Listen to your MIDI output. You probably notice that at some point we reach a cycle. Why is this happening? 

``` Your response here ```

This happens because we use the same pattern for all iterations. Schematically ["RNN uses a `for` loop to iterate over the timesteps of a sequence"](https://www.tensorflow.org/guide/keras/rnn#introduction); therefore the patterns that can be generated from a single pattern are limited.

##### Question 7 (20 points)

The generate_notes function is copied below. Please add your same prediction line from above once more, and then modify the generate_notes function in a way that allows for a non-cyclic composition that still resembles the original input. 

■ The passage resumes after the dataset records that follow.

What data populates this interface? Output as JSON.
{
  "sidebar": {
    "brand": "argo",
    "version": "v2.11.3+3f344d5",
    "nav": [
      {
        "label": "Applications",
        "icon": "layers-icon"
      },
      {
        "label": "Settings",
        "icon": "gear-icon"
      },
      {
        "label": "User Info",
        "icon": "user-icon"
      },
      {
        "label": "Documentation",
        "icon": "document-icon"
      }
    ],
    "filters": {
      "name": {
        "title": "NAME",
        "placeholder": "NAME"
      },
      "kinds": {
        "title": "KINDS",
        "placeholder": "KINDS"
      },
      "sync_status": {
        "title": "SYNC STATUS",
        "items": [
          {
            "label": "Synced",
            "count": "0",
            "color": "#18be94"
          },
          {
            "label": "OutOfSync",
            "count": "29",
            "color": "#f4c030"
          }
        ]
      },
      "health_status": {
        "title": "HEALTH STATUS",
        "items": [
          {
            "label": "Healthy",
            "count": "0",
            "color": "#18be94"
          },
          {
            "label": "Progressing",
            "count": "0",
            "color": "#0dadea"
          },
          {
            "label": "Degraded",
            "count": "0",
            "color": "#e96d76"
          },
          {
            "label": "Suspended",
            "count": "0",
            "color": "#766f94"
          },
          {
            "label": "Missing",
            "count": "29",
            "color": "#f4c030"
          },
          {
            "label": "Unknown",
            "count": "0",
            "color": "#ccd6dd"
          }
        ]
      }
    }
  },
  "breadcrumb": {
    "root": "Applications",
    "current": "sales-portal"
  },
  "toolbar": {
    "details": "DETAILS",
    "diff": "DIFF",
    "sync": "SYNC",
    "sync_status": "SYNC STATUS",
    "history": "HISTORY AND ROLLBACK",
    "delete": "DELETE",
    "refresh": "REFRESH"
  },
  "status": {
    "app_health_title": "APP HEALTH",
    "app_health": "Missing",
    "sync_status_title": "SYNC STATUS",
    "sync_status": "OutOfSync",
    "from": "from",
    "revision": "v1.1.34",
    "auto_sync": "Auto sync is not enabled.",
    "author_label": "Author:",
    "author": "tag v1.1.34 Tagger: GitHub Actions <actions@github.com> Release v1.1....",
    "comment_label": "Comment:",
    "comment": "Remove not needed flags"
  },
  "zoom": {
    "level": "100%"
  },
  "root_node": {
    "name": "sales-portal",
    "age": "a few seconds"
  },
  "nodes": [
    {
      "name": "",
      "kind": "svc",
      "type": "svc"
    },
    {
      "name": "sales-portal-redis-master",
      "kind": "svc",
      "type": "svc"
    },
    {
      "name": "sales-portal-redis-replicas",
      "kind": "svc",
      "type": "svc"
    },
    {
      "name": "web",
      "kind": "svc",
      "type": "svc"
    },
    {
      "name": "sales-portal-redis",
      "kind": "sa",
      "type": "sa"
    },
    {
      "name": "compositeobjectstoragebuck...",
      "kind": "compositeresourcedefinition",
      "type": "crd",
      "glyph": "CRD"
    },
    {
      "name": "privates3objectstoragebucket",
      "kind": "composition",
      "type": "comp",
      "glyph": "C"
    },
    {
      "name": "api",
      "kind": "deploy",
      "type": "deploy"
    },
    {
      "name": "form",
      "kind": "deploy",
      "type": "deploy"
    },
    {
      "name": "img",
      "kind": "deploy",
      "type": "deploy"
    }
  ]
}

[Hint: think about what we learned in HW 2 while exploring Markov Chains with the Beatles.]

In [24]:
import collections

def generate_notes(model, network_input, pitchnames, n_vocab):
    """ Generate notes from the neural network based on a sequence of notes """
    # Starts the melody by picking a random sequence from the input as a starting point

    int_to_note = dict((number, note) for number, note in enumerate(pitchnames))
    
    prediction_output = []

    pattern = None
    patterns = set()
    for _ in range(200):
        if (
            (pattern is None)
                #or (tuple(pattern) in patterns)
        ):
            pattern = collections.deque(network_input[
                np.random.randint(0, len(network_input) - 1)
            ])
        patterns.add(tuple(pattern))
        
        prediction_input = np.reshape(pattern, (1, len(pattern), 1))
        prediction_input = prediction_input / float(n_vocab)

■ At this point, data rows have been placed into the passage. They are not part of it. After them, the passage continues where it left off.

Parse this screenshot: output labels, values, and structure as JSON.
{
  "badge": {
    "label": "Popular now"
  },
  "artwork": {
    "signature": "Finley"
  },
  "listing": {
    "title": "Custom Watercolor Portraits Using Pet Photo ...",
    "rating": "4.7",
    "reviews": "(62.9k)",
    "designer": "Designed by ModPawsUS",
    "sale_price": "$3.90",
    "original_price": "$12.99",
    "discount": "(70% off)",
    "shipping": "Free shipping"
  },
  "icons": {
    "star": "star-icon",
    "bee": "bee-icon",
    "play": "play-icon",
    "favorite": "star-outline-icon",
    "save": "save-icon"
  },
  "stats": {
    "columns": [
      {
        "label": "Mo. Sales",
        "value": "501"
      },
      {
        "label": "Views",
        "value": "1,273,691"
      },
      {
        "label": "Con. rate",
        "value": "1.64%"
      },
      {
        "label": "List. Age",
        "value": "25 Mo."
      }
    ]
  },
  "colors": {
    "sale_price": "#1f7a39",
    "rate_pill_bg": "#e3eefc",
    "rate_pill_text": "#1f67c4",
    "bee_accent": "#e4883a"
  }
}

        ### Copy the line below from your above implementation.
        prediction = np.reshape(
            model.predict(
                prediction_input,
                batch_size = 65536
            ),
            -1
        )

        #index = np.argmax(prediction)
        index = np.random.choice(np.arange(len(prediction)), p = prediction)
        
        result = int_to_note[index]
        prediction_output.append(result)

        pattern.popleft()
        pattern.append(index)

    return prediction_output

In [25]:
midi_stream = create_midi(generate())
midi_stream.show('midi')
midi_stream.write('midi', fp='test_output.mid')

'test_output.mid'

##### Bonus Question 8 (10 points, but your total will not exceed 100)

There are many other ways in which this model could be improved for the goal of creating music that sounds like the training set. Identify two shortcomings of the model performance, and propose an idea you would use to overcome each of the shortcomings. 

``` Your response here ```

- Underfitting/Overfitting. 
    Solution: 
    to prevent underfitting, train using larger datasets; 
    to prevent overfitting, provide a validation dataset and introduce regularization.
- Generated music has repetitive patterns.
    Solution: use larger datasets with more diverse patterns.